Initiatives aimed to up safety on Thayer

TSDMA considering installation of surveillance cameras amid evidence of gang activity

By
Senior Staff Writer
Friday, September 13, 2013

Though the study to determine the future of Thayer Street’s infrastructure is still being developed, other changes centering around security and regulation in the area are now or may soon be in effect.

The Thayer Street District Management Authority held a meeting in June attended by many safety officers, including representatives from the Department of Public Safety and Providence Police, said Robin Remy, the group’s executive director.

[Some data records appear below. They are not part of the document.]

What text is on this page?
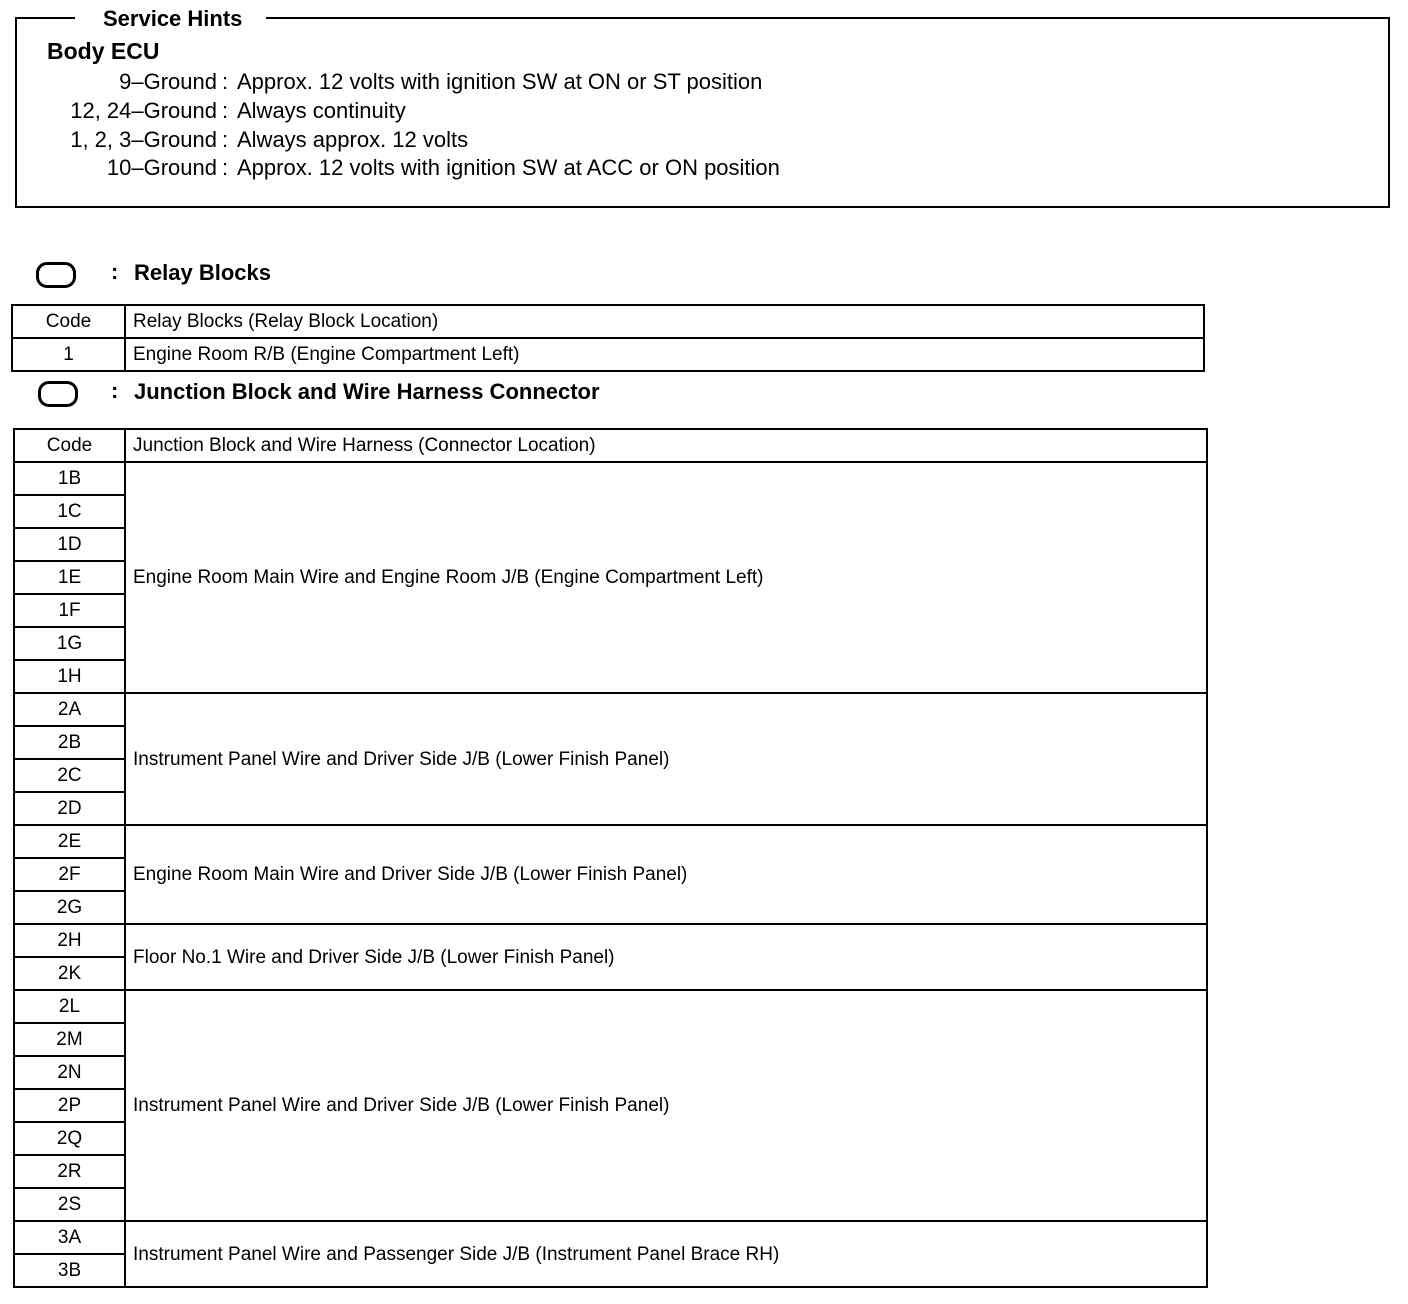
Service Hints
Body ECU
9–Ground : Approx. 12 volts with ignition SW at ON or ST position
12, 24–Ground : Always continuity
1, 2, 3–Ground : Always approx. 12 volts
10–Ground : Approx. 12 volts with ignition SW at ACC or ON position
: Relay Blocks
Code	Relay Blocks (Relay Block Location)
1	Engine Room R/B (Engine Compartment Left)
: Junction Block and Wire Harness Connector
Code	Junction Block and Wire Harness (Connector Location)
1B	Engine Room Main Wire and Engine Room J/B (Engine Compartment Left)
1C	
1D	
1E	
1F	
1G	
1H	
2A	Instrument Panel Wire and Driver Side J/B (Lower Finish Panel)
2B	
2C	
2D	
2E	Engine Room Main Wire and Driver Side J/B (Lower Finish Panel)
2F	
2G	
2H	Floor No.1 Wire and Driver Side J/B (Lower Finish Panel)
2K	
2L	Instrument Panel Wire and Driver Side J/B (Lower Finish Panel)
2M	
2N	
2P	
2Q	
2R	
2S	
3A	Instrument Panel Wire and Passenger Side J/B (Instrument Panel Brace RH)
3B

Statistically, trends reveal a spike in crime-related incidents during the summer and early fall months, she said, and “the Providence Police absolutely agreed there is a crime increase.” Recently, there has been evidence of gang activity on Thayer, Remy said, citing incidents of gang-related graffiti.

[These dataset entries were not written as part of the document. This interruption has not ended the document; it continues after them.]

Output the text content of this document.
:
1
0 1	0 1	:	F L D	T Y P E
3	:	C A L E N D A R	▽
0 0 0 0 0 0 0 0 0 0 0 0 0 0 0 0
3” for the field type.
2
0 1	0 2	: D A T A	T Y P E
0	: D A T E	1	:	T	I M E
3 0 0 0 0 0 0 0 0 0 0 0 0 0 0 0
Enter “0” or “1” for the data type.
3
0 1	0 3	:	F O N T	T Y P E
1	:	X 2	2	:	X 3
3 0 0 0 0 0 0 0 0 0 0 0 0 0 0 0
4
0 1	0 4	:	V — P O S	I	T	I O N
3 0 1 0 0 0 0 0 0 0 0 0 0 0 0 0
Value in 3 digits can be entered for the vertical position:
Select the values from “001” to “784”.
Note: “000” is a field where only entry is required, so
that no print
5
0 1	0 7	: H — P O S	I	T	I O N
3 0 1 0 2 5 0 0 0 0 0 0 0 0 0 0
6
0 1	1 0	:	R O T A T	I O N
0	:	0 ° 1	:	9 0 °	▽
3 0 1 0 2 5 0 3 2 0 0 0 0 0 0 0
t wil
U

Safety concerns surrounding the summer and early fall months were raised again at the TSDMA’s July meeting, Remy said. Consequently,  the police agreed to increase their presence in the area, and the TSDMA hired a two-man police detail to patrol every Thursday, Friday and Saturday evening through the end of September, Remy said. They began these patrols on the first weekend of August, and there are not currently plans to extend this protocol past the end of September due to budgetary restrictions, she added.

To improve security in the future, the TSDMA is considering installing surveillance cameras on Thayer Street. They are “really helpful in determining who did what” when investigating an incident, Remy said. If installed, these cameras would be publicized to “create a more visible presence,” she said, adding that the TSDMA also wants to encourage local entities to do a better job of self-monitoring.

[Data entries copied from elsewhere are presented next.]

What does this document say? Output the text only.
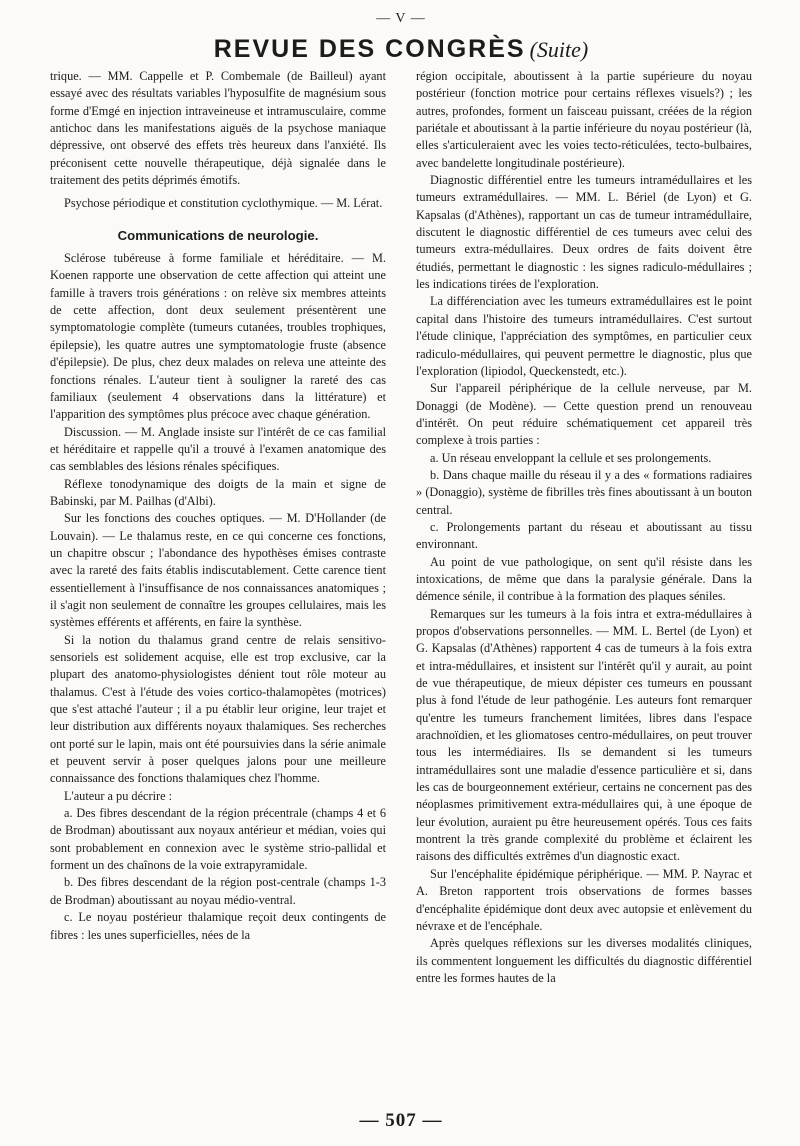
— V —
REVUE DES CONGRÈS (Suite)

trique. — MM. Cappelle et P. Combemale (de Bailleul) ayant essayé avec des résultats variables l'hyposulfite de magnésium sous forme d'Emgé en injection intraveineuse et intramusculaire, comme antichoc dans les manifestations aiguës de la psychose maniaque dépressive, ont observé des effets très heureux dans l'anxiété. Ils préconisent cette nouvelle thérapeutique, déjà signalée dans le traitement des petits déprimés émotifs.

Psychose périodique et constitution cyclothymique. — M. Lérat.

Communications de neurologie.

Sclérose tubéreuse à forme familiale et héréditaire. — M. Koenen rapporte une observation de cette affection qui atteint une famille à travers trois générations : on relève six membres atteints de cette affection, dont deux seulement présentèrent une symptomatologie complète (tumeurs cutanées, troubles trophiques, épilepsie), les quatre autres une symptomatologie fruste (absence d'épilepsie). De plus, chez deux malades on releva une atteinte des fonctions rénales. L'auteur tient à souligner la rareté des cas familiaux (seulement 4 observations dans la littérature) et l'apparition des symptômes plus précoce avec chaque génération.

Discussion. — M. Anglade insiste sur l'intérêt de ce cas familial et héréditaire et rappelle qu'il a trouvé à l'examen anatomique des cas semblables des lésions rénales spécifiques.

Réflexe tonodynamique des doigts de la main et signe de Babinski, par M. Pailhas (d'Albi).

Sur les fonctions des couches optiques. — M. D'Hollander (de Louvain). — Le thalamus reste, en ce qui concerne ces fonctions, un chapitre obscur ; l'abondance des hypothèses émises contraste avec la rareté des faits établis indiscutablement. Cette carence tient essentiellement à l'insuffisance de nos connaissances anatomiques ; il s'agit non seulement de connaître les groupes cellulaires, mais les systèmes efférents et afférents, en faire la synthèse.

Si la notion du thalamus grand centre de relais sensitivo-sensoriels est solidement acquise, elle est trop exclusive, car la plupart des anatomo-physiologistes dénient tout rôle moteur au thalamus. C'est à l'étude des voies cortico-thalamopètes (motrices) que s'est attaché l'auteur ; il a pu établir leur origine, leur trajet et leur distribution aux différents noyaux thalamiques. Ses recherches ont porté sur le lapin, mais ont été poursuivies dans la série animale et peuvent servir à poser quelques jalons pour une meilleure connaissance des fonctions thalamiques chez l'homme.

L'auteur a pu décrire :

a. Des fibres descendant de la région précentrale (champs 4 et 6 de Brodman) aboutissant aux noyaux antérieur et médian, voies qui sont probablement en connexion avec le système strio-pallidal et forment un des chaînons de la voie extrapyramidale.

b. Des fibres descendant de la région post-centrale (champs 1-3 de Brodman) aboutissant au noyau médio-ventral.

c. Le noyau postérieur thalamique reçoit deux contingents de fibres : les unes superficielles, nées de la

région occipitale, aboutissent à la partie supérieure du noyau postérieur (fonction motrice pour certains réflexes visuels?) ; les autres, profondes, forment un faisceau puissant, créées de la région pariétale et aboutissant à la partie inférieure du noyau postérieur (là, elles s'articuleraient avec les voies tecto-réticulées, tecto-bulbaires, avec bandelette longitudinale postérieure).

Diagnostic différentiel entre les tumeurs intramédullaires et les tumeurs extramédullaires. — MM. L. Bériel (de Lyon) et G. Kapsalas (d'Athènes), rapportant un cas de tumeur intramédullaire, discutent le diagnostic différentiel de ces tumeurs avec celui des tumeurs extra-médullaires. Deux ordres de faits doivent être étudiés, permettant le diagnostic : les signes radiculo-médullaires ; les indications tirées de l'exploration.

La différenciation avec les tumeurs extramédullaires est le point capital dans l'histoire des tumeurs intramédullaires. C'est surtout l'étude clinique, l'appréciation des symptômes, en particulier ceux radiculo-médullaires, qui peuvent permettre le diagnostic, plus que l'exploration (lipiodol, Queckenstedt, etc.).

Sur l'appareil périphérique de la cellule nerveuse, par M. Donaggi (de Modène). — Cette question prend un renouveau d'intérêt. On peut réduire schématiquement cet appareil très complexe à trois parties :

a. Un réseau enveloppant la cellule et ses prolongements.

b. Dans chaque maille du réseau il y a des « formations radiaires » (Donaggio), système de fibrilles très fines aboutissant à un bouton central.

c. Prolongements partant du réseau et aboutissant au tissu environnant.

Au point de vue pathologique, on sent qu'il résiste dans les intoxications, de même que dans la paralysie générale. Dans la démence sénile, il contribue à la formation des plaques séniles.

Remarques sur les tumeurs à la fois intra et extra-médullaires à propos d'observations personnelles. — MM. L. Bertel (de Lyon) et G. Kapsalas (d'Athènes) rapportent 4 cas de tumeurs à la fois extra et intra-médullaires, et insistent sur l'intérêt qu'il y aurait, au point de vue thérapeutique, de mieux dépister ces tumeurs en poussant plus à fond l'étude de leur pathogénie. Les auteurs font remarquer qu'entre les tumeurs franchement limitées, libres dans l'espace arachnoïdien, et les gliomatoses centro-médullaires, on peut trouver tous les intermédiaires. Ils se demandent si les tumeurs intramédullaires sont une maladie d'essence particulière et si, dans les cas de bourgeonnement extérieur, certains ne concernent pas des néoplasmes primitivement extra-médullaires qui, à une époque de leur évolution, auraient pu être heureusement opérés. Tous ces faits montrent la très grande complexité du problème et éclairent les raisons des difficultés extrêmes d'un diagnostic exact.

Sur l'encéphalite épidémique périphérique. — MM. P. Nayrac et A. Breton rapportent trois observations de formes basses d'encéphalite épidémique dont deux avec autopsie et enlèvement du névraxe et de l'encéphale.

Après quelques réflexions sur les diverses modalités cliniques, ils commentent longuement les difficultés du diagnostic différentiel entre les formes hautes de la

— 507 —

The TSDMA is also exploring partnering with a company that would provide ambassadors to provide an extra sense of security on Thayer, Remy said. Generally, ambassadors “are not supposed to be security people,” Remy said. The Downtown Providence District Management Authority currently contracts ambassadors on a much larger scale but for similar purposes.

“They are on the street if anything happens” but are not trained or meant to use force, Remy said. They provide “an extra set of eyes on the street” and develop relationships with local police to help potentially provide “quicker response(s),” Remy said, noting that their primary purpose is to be friendly people to provide “concierge-like service” to those who are “looking for help, assistance, directions.”

Shelley Gresko ’14 called the proposal to hire ambassadors “unnecessary,” adding that funding for such resources could be invested in more productive ways. “I don’t think I need (ambassadors), but maybe some people need that,” she said.

“I feel very safe on Thayer Street,” Gresko said, adding, “The way it is works for students.”

Kevin Argueta ’17 said he “can’t see any downsides” to the idea of having ambassadors on the street, but he added he is not comfortable with the idea of having security cameras installed on Thayer Street, citing privacy concerns.

“I wouldn’t necessarily feel safer, because (cameras) only help you after the fact,” Argueta said. Harrison Liftman ’16 also said he is uneasy with having security cameras, adding, “It’s overdoing it at that point.”

Though the original presentation proposed introducing new regulations and stepping up enforcement of existing regulations — including those focused on liquor licenses, late-night operating hours and outdoor seating ­— Remy said safety on Thayer Street could be improved by more thoroughly enforcing existing codes regarding issues like space capacities and sidewalk use. “Violations of (codes) can all be enforced by police officers,” Remy said, adding that the increased police presence in the area could help with this issue.